Let me give you analogy.  Have you ever had to push a stalled car?  You might have noticed that it takes a little bit of strength and effort to get the car to start rolling; however, once it is rolling it is so much easier to push.  This is true with tooth movement as well.  All of what I am talking about occurs on the biological/physiological level within the supportive tissue around the roots of the teeth.  Once orthodontic treatment starts, special cells are recruited by the body to migrate around the root of the teeth and respond only to the stimuli of pressure…some remove old bone (osteoclasts), some make new bone (osteoblasts). When forces are added to the teeth in a consistent manner, this process works smoothly.  However, if these forces are interrupted by missing appointments, poor compliance with rubber band wear, or having broken appliances that need to be constantly repaired, then these cells get confused by the mixed signals they receive.  This, at a minimum causes a stop in the tooth movement (which takes a while to “get back up to speed”), but worse tends to cause the patient to experience an elevated level of tooth discomfort.  In rare cases, these cells get so confused they can actually start resorbing other hard tissue like tooth root structure, instead of remodeling bone.

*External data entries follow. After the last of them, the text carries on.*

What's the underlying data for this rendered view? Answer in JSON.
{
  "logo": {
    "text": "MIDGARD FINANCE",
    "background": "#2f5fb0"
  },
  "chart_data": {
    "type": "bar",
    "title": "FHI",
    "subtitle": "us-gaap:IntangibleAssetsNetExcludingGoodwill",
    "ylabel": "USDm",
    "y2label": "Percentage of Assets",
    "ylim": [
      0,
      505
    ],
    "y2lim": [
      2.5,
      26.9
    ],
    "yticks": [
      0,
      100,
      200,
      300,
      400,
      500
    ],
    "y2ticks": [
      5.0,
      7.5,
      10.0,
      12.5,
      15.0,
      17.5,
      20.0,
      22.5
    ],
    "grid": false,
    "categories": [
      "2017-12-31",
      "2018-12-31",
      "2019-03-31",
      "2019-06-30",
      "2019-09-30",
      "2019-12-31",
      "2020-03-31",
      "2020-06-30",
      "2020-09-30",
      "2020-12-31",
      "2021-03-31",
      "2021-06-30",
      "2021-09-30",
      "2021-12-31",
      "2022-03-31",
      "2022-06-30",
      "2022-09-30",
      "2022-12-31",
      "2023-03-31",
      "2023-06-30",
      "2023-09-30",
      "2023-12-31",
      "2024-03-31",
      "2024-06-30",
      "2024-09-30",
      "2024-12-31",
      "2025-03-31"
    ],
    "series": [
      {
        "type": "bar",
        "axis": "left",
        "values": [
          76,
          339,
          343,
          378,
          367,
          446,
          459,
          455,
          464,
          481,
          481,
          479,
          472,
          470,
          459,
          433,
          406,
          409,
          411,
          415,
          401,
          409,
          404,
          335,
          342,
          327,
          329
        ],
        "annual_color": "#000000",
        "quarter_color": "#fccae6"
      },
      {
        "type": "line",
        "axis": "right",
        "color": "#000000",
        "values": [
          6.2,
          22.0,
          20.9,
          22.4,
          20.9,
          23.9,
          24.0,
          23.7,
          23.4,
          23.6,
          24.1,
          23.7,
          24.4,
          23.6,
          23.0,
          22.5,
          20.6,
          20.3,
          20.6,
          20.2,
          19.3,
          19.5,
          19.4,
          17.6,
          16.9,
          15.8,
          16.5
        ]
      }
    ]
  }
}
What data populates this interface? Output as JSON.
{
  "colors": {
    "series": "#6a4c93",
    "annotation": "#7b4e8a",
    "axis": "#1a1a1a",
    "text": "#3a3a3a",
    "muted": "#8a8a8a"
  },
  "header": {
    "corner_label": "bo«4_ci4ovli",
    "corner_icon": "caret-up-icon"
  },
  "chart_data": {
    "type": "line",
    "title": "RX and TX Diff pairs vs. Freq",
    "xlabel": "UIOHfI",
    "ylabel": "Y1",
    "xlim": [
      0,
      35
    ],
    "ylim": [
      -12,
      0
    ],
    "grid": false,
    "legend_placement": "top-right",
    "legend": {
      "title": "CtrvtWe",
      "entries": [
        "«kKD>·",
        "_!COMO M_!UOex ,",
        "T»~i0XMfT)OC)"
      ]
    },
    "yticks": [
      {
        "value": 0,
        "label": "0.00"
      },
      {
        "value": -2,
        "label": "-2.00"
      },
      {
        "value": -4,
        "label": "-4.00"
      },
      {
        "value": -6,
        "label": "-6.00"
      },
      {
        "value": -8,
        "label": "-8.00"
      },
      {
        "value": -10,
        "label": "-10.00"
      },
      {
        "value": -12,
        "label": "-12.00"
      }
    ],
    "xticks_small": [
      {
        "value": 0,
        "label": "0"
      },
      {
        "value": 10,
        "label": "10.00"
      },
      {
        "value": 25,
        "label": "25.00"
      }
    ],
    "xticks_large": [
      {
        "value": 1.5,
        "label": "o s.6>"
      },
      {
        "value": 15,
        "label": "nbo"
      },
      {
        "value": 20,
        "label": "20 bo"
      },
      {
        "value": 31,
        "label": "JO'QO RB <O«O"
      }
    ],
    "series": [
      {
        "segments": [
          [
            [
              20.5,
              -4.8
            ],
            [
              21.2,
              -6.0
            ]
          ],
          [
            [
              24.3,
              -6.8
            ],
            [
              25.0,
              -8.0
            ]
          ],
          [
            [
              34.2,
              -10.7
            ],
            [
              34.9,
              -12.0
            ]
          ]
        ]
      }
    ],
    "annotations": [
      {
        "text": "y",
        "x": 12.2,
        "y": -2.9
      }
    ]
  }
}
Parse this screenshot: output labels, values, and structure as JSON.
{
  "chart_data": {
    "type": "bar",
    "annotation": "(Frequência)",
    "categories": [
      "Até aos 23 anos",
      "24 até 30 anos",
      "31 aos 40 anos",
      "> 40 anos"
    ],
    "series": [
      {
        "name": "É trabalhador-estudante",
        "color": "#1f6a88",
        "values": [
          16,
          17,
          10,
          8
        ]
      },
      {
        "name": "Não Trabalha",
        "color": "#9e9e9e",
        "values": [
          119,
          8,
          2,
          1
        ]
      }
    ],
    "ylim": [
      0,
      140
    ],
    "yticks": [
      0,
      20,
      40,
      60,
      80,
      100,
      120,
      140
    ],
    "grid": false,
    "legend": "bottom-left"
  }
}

Another important factor is to be consistent and compliant with your oral hygiene.  Keeping your teeth and gums free of bacteria-laden plaque keeps the supportive gum tissue strong and healthy.  If plaque is allowed to accumulate, then the gum tissues can get rather inflamed as they try to fight off the infection of the bacterial plaque.  Teeth simply do not move in areas of active inflammation.  To combat this you must be vigilant and consistent with your hygiene including, brushing and flossing twice or more times daily, and in seeing your family dentist regularly for thorough check-ups and cleanings (at least every 6 months or sooner, if advised to do so by your family dentist).  It’s a war against plaque!!

If you are in treatment now and are concerned by your prolonged treatment time, consider these three factors: Are you really doing your part and is there any room for improvement? Have you discussed your treatment progress with your orthodontist to see if anything has changed from his perspective? If you’re confident that both of you are doing your best, it may be that your body’s response to treatment is just slow.  Sometimes, it’s the individual’s biology that limits tooth movement to a slow pace. 
Also consider this as well…Not all orthodontists are the same.  Some are really focused and invested personally on making sure your treatment is complete.  Isn’t it comforting to know your orthodontist Dr. Wheeler has the integrity to finish the job he started, as opposed to one cutting corners just to say he finished “on time”?  Any treatment less that completed is unsuccessful treatment in my mind.

So to help your orthodontist help you get the most out of your treatment …be consistent and compliant with…
      1)     Making all your scheduled appointments

      2)     Making it to your appointments on time

      3)     Following all of our instructions regarding rubber band wear, aligner or appliance wear, and in following through with referrals for any adjunctive procedures (extractions, surgeries, etc)

      4)     Keeping your teeth clean through good oral hygiene practices

      5)     Making your treatment a team approach—having both the parent and patient—be active participants in the treatment.  Ask questions, be engaged in your investment of orthodontic care--come into the office, sit chairside for your child’s visit and not just sit in the car.